Dauvergne & Ranvier Vin Rare 2007 – Gigondas – 12,90 €

Un sommet absolu dans la gamme impeccable de François Dauvergne et Jean-François Ranvier, jamais avares de leur temps… ni de leur talent ! Un vin qui ne cesse de séduire la critique et qui converti même les plus réfractaires au caractère robuste de l’AOC Gigondas. Peut-être la cuvée la plus réussie du duo R&D, à qui l’on doit déjà tant de belles émotions, c’est dire ! Au nez crémeux de fruits noirs et d’épices douces succède une bouche pleine, aux tanins savoureux, charpentée, complexe, avec une finale d’une infinie longueur. Autant de buvabilité pour une telle puissance, difficile d’y résister… Pourtant quelques années de garde ne lui feraient pas de mal !

Domaine Claude Chevalier 2008 – Ladoix – 15,50 €

Claude Chevalier le meilleur ambassadeur de cette petite appellation au pied de la montagne de Corton, qui fait la jonction entre la Côte de Beaune et la Côte de Nuits. Un nez très intense et séducteur de fruits noirs frais, une bouche sur l’élégance et la pureté, toute en finesse. Sa trame serrée encourage à la garder 2 à 4 ans, mais une fois en carafe elle surprendra vos invités !

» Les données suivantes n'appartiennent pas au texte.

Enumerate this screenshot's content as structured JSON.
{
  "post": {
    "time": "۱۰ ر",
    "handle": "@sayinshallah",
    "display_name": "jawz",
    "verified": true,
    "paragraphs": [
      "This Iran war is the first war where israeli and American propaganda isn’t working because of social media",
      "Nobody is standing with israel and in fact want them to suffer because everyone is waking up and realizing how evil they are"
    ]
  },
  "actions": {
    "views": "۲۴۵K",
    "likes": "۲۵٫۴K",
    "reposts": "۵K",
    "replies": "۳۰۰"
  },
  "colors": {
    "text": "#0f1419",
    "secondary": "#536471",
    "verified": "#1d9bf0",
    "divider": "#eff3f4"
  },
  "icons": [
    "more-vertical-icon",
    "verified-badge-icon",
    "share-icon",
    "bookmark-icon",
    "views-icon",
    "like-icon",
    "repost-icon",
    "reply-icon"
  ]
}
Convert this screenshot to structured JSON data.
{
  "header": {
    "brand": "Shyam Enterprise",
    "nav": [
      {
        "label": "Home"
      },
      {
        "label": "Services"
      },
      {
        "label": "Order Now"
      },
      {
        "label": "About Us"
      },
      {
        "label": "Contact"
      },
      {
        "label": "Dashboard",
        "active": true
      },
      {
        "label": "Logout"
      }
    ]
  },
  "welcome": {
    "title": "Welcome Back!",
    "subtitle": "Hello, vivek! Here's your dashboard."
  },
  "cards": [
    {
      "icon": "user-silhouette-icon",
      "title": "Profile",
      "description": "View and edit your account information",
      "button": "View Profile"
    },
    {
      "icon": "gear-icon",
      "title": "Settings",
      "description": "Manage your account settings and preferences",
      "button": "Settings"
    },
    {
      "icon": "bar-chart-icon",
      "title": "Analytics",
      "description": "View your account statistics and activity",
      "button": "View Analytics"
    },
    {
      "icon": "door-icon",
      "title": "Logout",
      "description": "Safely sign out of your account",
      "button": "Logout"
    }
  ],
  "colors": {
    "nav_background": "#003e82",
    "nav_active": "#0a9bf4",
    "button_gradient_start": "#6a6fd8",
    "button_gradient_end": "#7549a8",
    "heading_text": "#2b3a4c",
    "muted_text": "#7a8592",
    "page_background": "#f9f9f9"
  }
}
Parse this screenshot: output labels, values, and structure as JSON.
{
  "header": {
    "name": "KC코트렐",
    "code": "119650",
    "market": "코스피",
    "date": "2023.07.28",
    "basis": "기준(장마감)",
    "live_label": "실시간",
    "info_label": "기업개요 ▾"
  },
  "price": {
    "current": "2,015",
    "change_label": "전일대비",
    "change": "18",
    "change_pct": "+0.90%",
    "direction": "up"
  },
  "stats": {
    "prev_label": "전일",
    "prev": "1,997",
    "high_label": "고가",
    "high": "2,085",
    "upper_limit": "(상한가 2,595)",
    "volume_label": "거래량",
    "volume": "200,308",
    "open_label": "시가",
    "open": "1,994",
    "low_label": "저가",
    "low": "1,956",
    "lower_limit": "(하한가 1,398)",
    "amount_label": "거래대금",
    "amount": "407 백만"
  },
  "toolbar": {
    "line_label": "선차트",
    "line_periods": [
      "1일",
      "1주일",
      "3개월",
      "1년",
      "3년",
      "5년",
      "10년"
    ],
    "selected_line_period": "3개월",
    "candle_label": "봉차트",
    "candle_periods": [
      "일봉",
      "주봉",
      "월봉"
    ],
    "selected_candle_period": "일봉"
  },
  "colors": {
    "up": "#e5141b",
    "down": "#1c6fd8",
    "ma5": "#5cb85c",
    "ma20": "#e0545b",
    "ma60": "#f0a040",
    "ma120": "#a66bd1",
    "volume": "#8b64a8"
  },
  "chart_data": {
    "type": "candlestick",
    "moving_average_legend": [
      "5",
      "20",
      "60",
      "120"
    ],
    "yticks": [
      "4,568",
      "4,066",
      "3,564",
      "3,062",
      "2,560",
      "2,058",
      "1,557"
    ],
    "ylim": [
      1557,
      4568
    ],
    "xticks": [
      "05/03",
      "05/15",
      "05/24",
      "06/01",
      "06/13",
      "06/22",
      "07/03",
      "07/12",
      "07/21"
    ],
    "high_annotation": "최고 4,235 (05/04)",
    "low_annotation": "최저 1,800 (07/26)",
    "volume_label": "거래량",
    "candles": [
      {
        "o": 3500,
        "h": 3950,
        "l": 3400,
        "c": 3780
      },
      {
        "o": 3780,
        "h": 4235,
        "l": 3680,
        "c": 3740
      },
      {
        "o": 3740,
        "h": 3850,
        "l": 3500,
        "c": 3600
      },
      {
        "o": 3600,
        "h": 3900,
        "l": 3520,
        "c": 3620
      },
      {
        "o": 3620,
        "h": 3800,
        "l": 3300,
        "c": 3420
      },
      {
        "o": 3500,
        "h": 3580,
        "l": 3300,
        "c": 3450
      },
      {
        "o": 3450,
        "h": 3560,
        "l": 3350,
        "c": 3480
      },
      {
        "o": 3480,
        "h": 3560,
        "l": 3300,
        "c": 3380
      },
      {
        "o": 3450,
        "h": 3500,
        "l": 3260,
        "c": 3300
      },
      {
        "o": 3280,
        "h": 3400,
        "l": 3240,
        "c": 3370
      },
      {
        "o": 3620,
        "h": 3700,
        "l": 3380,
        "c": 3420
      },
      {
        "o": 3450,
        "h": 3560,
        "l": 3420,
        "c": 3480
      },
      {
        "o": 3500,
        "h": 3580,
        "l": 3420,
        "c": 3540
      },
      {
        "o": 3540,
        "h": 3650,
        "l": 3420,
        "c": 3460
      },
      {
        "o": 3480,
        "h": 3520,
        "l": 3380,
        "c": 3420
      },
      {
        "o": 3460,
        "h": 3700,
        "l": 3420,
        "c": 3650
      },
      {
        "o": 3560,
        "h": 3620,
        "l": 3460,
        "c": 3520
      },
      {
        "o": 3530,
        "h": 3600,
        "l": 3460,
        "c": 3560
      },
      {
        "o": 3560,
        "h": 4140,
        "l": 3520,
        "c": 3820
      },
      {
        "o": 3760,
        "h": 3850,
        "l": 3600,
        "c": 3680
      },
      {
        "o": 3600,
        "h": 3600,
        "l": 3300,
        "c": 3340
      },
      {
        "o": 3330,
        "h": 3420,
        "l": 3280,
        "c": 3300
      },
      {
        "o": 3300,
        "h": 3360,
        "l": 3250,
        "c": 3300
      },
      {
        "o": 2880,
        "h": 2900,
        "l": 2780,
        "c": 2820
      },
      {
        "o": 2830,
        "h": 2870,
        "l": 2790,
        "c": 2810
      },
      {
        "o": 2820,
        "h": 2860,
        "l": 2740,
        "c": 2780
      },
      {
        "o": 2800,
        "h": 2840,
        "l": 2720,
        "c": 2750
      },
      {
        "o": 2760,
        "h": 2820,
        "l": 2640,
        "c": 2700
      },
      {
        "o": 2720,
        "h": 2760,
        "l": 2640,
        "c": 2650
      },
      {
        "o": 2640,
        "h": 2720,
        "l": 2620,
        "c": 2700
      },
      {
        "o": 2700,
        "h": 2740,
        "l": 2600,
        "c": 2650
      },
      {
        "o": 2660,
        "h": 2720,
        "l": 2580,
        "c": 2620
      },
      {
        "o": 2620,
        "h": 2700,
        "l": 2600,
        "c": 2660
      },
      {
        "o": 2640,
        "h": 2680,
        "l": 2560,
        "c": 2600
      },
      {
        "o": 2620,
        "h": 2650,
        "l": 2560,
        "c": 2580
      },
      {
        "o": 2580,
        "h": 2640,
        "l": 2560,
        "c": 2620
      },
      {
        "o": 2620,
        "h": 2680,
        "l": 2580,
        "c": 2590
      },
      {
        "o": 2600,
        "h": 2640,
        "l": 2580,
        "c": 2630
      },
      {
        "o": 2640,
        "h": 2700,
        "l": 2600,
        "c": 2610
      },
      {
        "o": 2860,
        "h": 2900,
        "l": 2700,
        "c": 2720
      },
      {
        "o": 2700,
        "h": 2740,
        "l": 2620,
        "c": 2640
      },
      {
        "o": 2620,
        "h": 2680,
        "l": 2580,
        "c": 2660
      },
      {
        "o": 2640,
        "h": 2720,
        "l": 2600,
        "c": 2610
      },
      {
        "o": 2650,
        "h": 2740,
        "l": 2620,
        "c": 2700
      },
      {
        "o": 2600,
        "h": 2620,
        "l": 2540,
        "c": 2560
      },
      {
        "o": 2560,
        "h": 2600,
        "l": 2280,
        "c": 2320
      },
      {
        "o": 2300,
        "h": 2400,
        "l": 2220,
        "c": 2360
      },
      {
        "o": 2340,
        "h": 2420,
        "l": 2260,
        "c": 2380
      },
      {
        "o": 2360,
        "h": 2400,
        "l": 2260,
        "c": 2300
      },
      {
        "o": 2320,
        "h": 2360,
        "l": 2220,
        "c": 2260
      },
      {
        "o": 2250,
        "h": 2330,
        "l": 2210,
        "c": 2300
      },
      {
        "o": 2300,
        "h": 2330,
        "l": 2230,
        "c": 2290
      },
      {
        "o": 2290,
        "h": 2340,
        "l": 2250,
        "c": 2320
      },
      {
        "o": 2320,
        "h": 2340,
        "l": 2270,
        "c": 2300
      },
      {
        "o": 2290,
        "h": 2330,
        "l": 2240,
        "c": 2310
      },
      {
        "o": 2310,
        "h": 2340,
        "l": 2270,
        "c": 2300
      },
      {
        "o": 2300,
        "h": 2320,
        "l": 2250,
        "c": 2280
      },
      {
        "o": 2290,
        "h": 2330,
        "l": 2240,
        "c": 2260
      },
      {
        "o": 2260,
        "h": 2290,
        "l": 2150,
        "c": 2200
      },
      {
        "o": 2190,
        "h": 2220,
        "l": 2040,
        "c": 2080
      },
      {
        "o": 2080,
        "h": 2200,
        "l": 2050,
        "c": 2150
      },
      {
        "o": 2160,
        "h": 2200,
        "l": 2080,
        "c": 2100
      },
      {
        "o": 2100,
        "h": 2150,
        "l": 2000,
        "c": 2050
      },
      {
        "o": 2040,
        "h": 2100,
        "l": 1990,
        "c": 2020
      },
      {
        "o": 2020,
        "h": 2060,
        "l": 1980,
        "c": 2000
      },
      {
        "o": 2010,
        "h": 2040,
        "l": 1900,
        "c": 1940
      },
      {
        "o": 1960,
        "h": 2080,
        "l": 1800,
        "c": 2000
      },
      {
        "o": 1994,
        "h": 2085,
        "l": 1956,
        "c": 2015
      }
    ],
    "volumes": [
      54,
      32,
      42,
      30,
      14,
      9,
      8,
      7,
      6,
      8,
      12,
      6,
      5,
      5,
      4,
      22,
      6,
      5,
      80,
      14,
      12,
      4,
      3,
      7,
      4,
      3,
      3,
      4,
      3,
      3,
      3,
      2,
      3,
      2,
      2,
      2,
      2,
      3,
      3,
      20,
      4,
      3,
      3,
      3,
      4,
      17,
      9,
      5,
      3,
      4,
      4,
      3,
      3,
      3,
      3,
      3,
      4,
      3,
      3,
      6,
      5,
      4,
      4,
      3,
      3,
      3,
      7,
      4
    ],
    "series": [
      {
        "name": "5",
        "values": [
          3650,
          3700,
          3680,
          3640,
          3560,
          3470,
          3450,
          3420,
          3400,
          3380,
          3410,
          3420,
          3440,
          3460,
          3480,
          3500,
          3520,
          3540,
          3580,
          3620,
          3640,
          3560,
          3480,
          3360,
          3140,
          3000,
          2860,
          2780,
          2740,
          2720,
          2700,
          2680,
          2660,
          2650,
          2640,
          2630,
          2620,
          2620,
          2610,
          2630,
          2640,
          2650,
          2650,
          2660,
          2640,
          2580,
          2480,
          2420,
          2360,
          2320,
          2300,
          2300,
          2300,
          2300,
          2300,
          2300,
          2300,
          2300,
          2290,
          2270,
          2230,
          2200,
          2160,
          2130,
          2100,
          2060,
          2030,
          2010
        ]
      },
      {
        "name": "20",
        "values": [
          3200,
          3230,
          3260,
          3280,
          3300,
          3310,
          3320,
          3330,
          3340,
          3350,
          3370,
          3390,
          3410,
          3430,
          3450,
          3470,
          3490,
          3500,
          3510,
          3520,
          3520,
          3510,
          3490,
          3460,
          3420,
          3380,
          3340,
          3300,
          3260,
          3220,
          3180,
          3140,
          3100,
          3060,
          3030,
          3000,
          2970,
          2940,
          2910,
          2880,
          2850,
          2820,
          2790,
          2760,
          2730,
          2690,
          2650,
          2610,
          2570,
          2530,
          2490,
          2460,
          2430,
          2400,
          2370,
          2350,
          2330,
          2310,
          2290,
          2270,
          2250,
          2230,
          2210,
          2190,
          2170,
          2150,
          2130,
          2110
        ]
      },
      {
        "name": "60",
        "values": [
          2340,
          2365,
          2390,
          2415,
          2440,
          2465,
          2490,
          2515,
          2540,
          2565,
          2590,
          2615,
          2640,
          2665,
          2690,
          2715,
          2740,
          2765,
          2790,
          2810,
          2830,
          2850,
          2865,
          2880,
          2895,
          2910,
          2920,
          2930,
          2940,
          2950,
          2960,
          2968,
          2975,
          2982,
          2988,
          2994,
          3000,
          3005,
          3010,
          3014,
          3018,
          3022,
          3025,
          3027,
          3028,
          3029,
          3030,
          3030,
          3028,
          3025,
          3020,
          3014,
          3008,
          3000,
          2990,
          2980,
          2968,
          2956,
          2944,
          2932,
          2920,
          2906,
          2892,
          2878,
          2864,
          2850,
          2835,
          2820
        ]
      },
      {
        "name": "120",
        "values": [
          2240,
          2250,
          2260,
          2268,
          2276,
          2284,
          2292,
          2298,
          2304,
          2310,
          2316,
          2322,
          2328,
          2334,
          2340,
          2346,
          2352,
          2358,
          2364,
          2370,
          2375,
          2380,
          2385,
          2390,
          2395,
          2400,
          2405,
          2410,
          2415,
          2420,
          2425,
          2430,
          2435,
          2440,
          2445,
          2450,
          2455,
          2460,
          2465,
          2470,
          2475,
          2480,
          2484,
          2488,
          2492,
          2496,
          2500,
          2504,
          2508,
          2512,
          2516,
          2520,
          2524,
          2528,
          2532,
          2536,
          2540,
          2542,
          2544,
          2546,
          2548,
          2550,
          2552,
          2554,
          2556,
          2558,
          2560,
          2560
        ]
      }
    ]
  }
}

Domaine Louis Jadot Le Clos de Malte Monopole 2007 – Santenay – 16,50 €

Dans le registre des perles, cette cuvée s’impose  comme un des secrets les mieux gardés de la Bourgogne : à mi coteau, le Clos de Malte a été mystérieusement oublié dans le classement des 1ers crus. C’est pourtant un lieu magique, habité par un esprit, transmettant au promeneur comme aux vins une « énergie vibratoire » si bien décrite par Jacques Lardière, l’œnologue inspiré de la maison Jadot. Encore plus rare en blanc, le Clos y exprime toute sa minéralité, sous les arômes de noisette, de fleur d’acacia et de grillé qui rappellent Puligny. Il digèrera son bel élevage dans les 3 ans, mais s’exprimerait déjà sur des viandes blanches et des fromages.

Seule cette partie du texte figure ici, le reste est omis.